W. Li, F. Guo, P. Wang, S. Hong and C. Zhang Pages 185 - 195 ( 11 )
Glioblastoma is highly resistant to radiation therapy. The underlying molecular mechanism is not completely understood. The DNA damage response (DDR) pathway plays a crucial role in radioresistance of glioablastoma cells. Growing evidence has demonstrated that radiation induces alterations in microRNA (miR) profiles. However, how radiation induces specific miRs and how they might regulate the DDR remain elusive. In our study, we found that radiation induced c-jun transcription of miR-221 and miR-222. miR-221 and miR- 222 modulated DNA-PKcs expression to affect DNA damage repair by activating Akt independent of PTEN status. Knocking down of miR-221/222 significantly increased radiosensitivity of glioblastoma cells. Inhibition of Akt by RNAi or LY294002 treatment may overcome miR-221/222 induced radioresistance. Notably, combined anti-miR-221/222 and radiotherapy has remarkably inhibited tumor growth compared with anti-miR-221/222 or radiotherapy alone in a subcutaneous mouse model.
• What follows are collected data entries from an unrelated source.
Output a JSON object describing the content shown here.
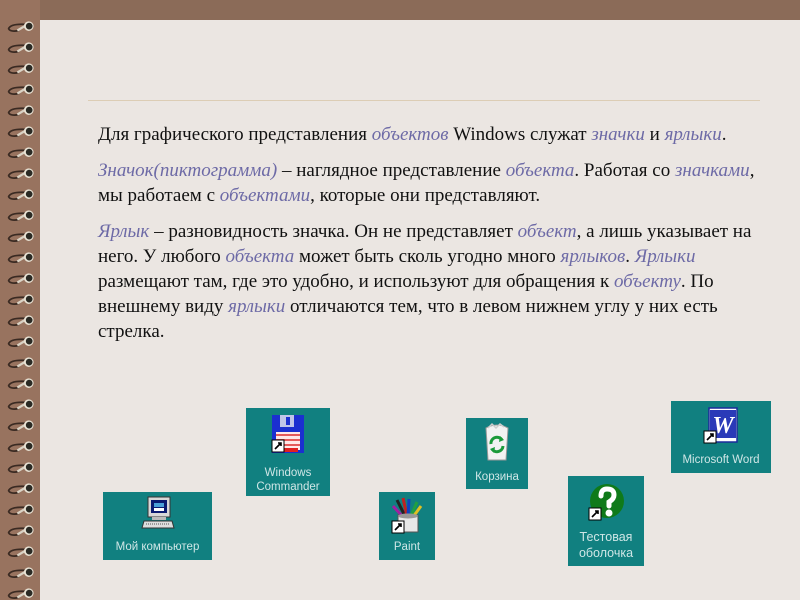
{
  "slide": {
    "paragraphs": [
      {
        "segments": [
          {
            "text": "Для графического представления ",
            "kw": false
          },
          {
            "text": "объектов",
            "kw": true
          },
          {
            "text": " Windows служат ",
            "kw": false
          },
          {
            "text": "значки",
            "kw": true
          },
          {
            "text": " и ",
            "kw": false
          },
          {
            "text": "ярлыки",
            "kw": true
          },
          {
            "text": ".",
            "kw": false
          }
        ]
      },
      {
        "segments": [
          {
            "text": "Значок(пиктограмма)",
            "kw": true
          },
          {
            "text": " – наглядное представление ",
            "kw": false
          },
          {
            "text": "объекта",
            "kw": true
          },
          {
            "text": ". Работая со ",
            "kw": false
          },
          {
            "text": "значками",
            "kw": true
          },
          {
            "text": ", мы работаем с ",
            "kw": false
          },
          {
            "text": "объектами",
            "kw": true
          },
          {
            "text": ", которые они представляют.",
            "kw": false
          }
        ]
      },
      {
        "segments": [
          {
            "text": "Ярлык",
            "kw": true
          },
          {
            "text": " – разновидность значка. Он не представляет ",
            "kw": false
          },
          {
            "text": "объект",
            "kw": true
          },
          {
            "text": ", а лишь указывает на него. У любого ",
            "kw": false
          },
          {
            "text": "объекта",
            "kw": true
          },
          {
            "text": " может быть сколь угодно много ",
            "kw": false
          },
          {
            "text": "ярлыков",
            "kw": true
          },
          {
            "text": ". ",
            "kw": false
          },
          {
            "text": "Ярлыки",
            "kw": true
          },
          {
            "text": " размещают там, где это удобно, и используют для обращения к ",
            "kw": false
          },
          {
            "text": "объекту",
            "kw": true
          },
          {
            "text": ". По внешнему виду ",
            "kw": false
          },
          {
            "text": "ярлыки",
            "kw": true
          },
          {
            "text": " отличаются тем, что в левом нижнем углу у них есть стрелка.",
            "kw": false
          }
        ]
      }
    ]
  },
  "icons": {
    "my_computer": {
      "label": "Мой компьютер",
      "icon": "computer-icon",
      "shortcut": false
    },
    "windows_commander": {
      "label_line1": "Windows",
      "label_line2": "Commander",
      "icon": "floppy-disk-icon",
      "shortcut": true
    },
    "paint": {
      "label": "Paint",
      "icon": "paint-brushes-icon",
      "shortcut": true
    },
    "recycle_bin": {
      "label": "Корзина",
      "icon": "recycle-bin-icon",
      "shortcut": false
    },
    "test_shell": {
      "label_line1": "Тестовая",
      "label_line2": "оболочка",
      "icon": "help-question-icon",
      "shortcut": true
    },
    "ms_word": {
      "label": "Microsoft Word",
      "icon": "word-icon",
      "shortcut": true
    }
  },
  "colors": {
    "background": "#8b6b58",
    "page": "#ebe6e2",
    "keyword": "#6d6aa6",
    "tile": "#118080",
    "tile_text": "#cfe6e6"
  }
}
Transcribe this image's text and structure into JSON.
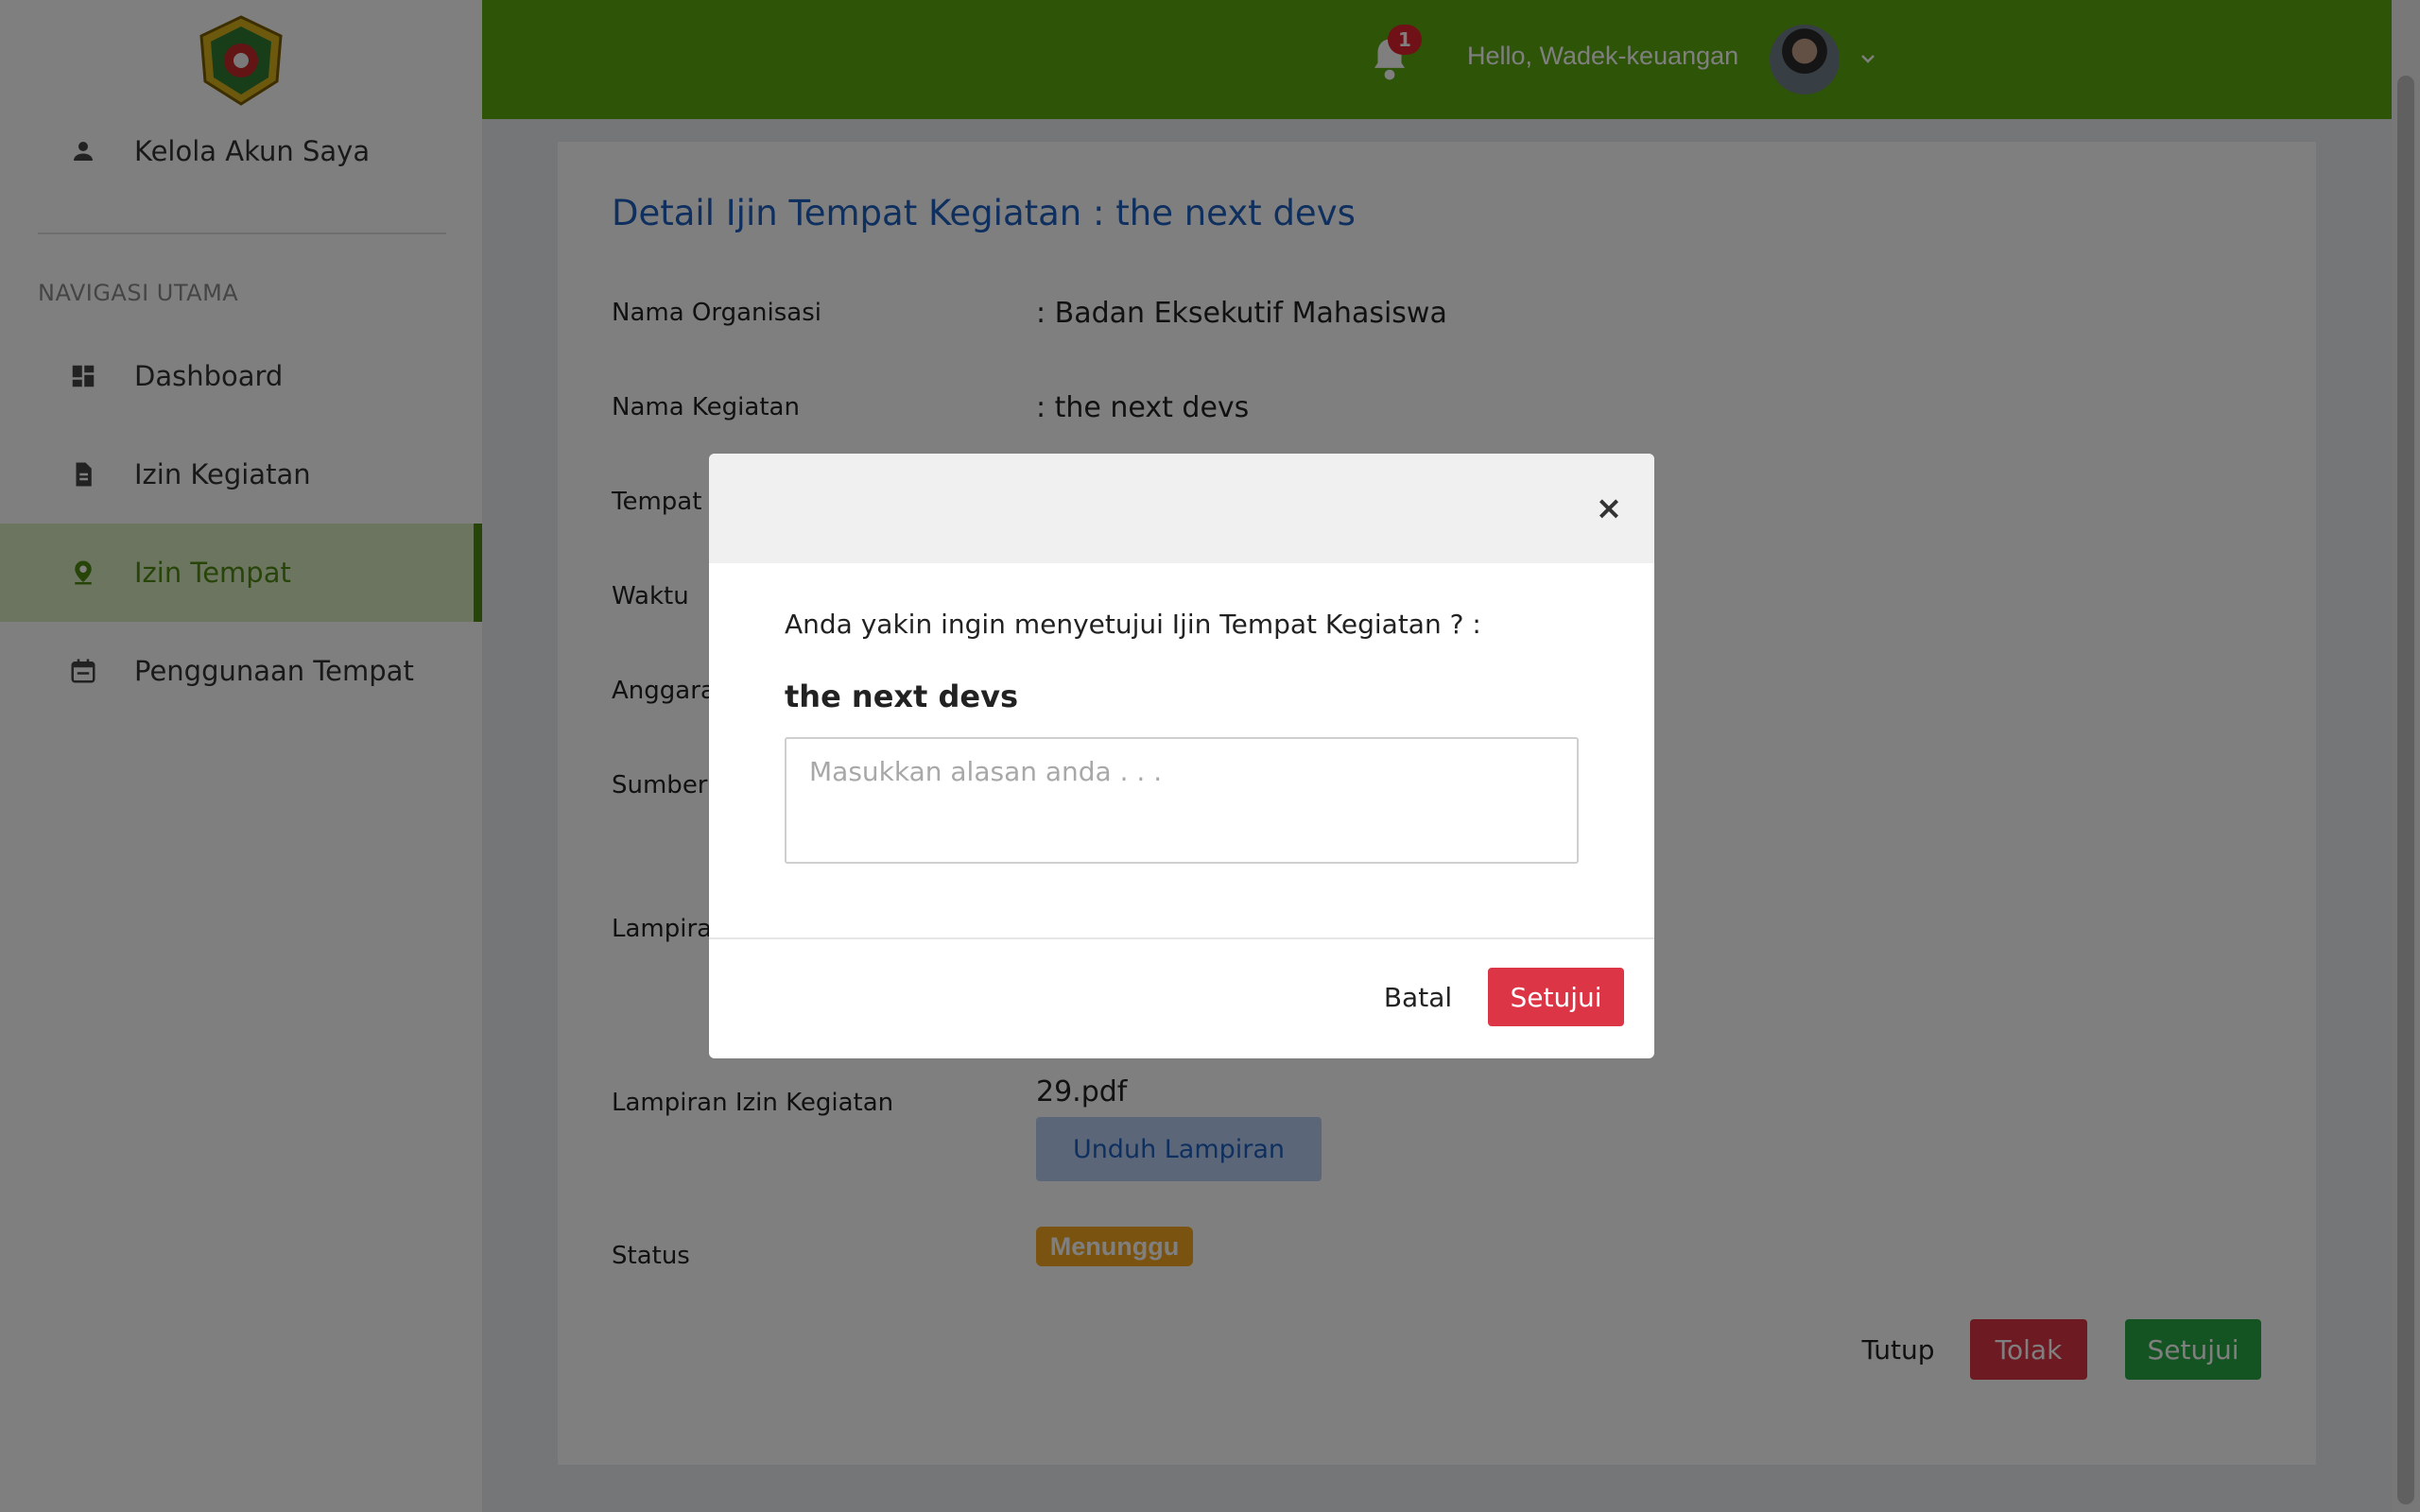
{
  "sidebar": {
    "account_label": "Kelola Akun Saya",
    "section_title": "NAVIGASI UTAMA",
    "items": [
      {
        "label": "Dashboard",
        "icon": "dashboard-icon"
      },
      {
        "label": "Izin Kegiatan",
        "icon": "document-icon"
      },
      {
        "label": "Izin Tempat",
        "icon": "location-pin-icon",
        "active": true
      },
      {
        "label": "Penggunaan Tempat",
        "icon": "calendar-icon"
      }
    ]
  },
  "topbar": {
    "notification_count": "1",
    "greeting": "Hello, Wadek-keuangan"
  },
  "detail": {
    "title": "Detail Ijin Tempat Kegiatan : the next devs",
    "rows": [
      {
        "label": "Nama Organisasi",
        "value": ": Badan Eksekutif Mahasiswa"
      },
      {
        "label": "Nama Kegiatan",
        "value": ": the next devs"
      },
      {
        "label": "Tempat",
        "value": ""
      },
      {
        "label": "Waktu",
        "value": ""
      },
      {
        "label": "Anggaran",
        "value": ""
      },
      {
        "label": "Sumber A",
        "value": ""
      },
      {
        "label": "Lampiran",
        "value": ""
      },
      {
        "label": "Lampiran Izin Kegiatan",
        "value": "29.pdf"
      },
      {
        "label": "Status",
        "value": ""
      }
    ],
    "download_label": "Unduh Lampiran",
    "status_badge": "Menunggu",
    "buttons": {
      "close": "Tutup",
      "reject": "Tolak",
      "approve": "Setujui"
    }
  },
  "modal": {
    "close_symbol": "×",
    "question": "Anda yakin ingin menyetujui Ijin Tempat Kegiatan ? :",
    "subject": "the next devs",
    "reason_placeholder": "Masukkan alasan anda . . .",
    "reason_value": "",
    "cancel_label": "Batal",
    "confirm_label": "Setujui"
  },
  "colors": {
    "topbar": "#5aa80e",
    "active_nav": "#4f8a10",
    "title_blue": "#1f5fbf",
    "danger": "#dc3545",
    "success": "#28a745",
    "warning": "#f5a623"
  }
}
Our results suggest that radio-induced c-jun promotes transcription of miR-221/222, which mediates DNA damage repair of glioblastoma cells independent of PTEN. These data indicate for the first time that miR-221/222 play an important role in mediating radio-induced DNA damage repair and that miR-221/222 could serve as potential therapeutic targets for increasing radiosensitivity of glioblastoma cells.
Glioblastoma, radiosensitivity, miR-221, DDR, Akt.
Department of Radiation Oncology, Tianjin Huanhu Hospital, Tianjin 300060, China.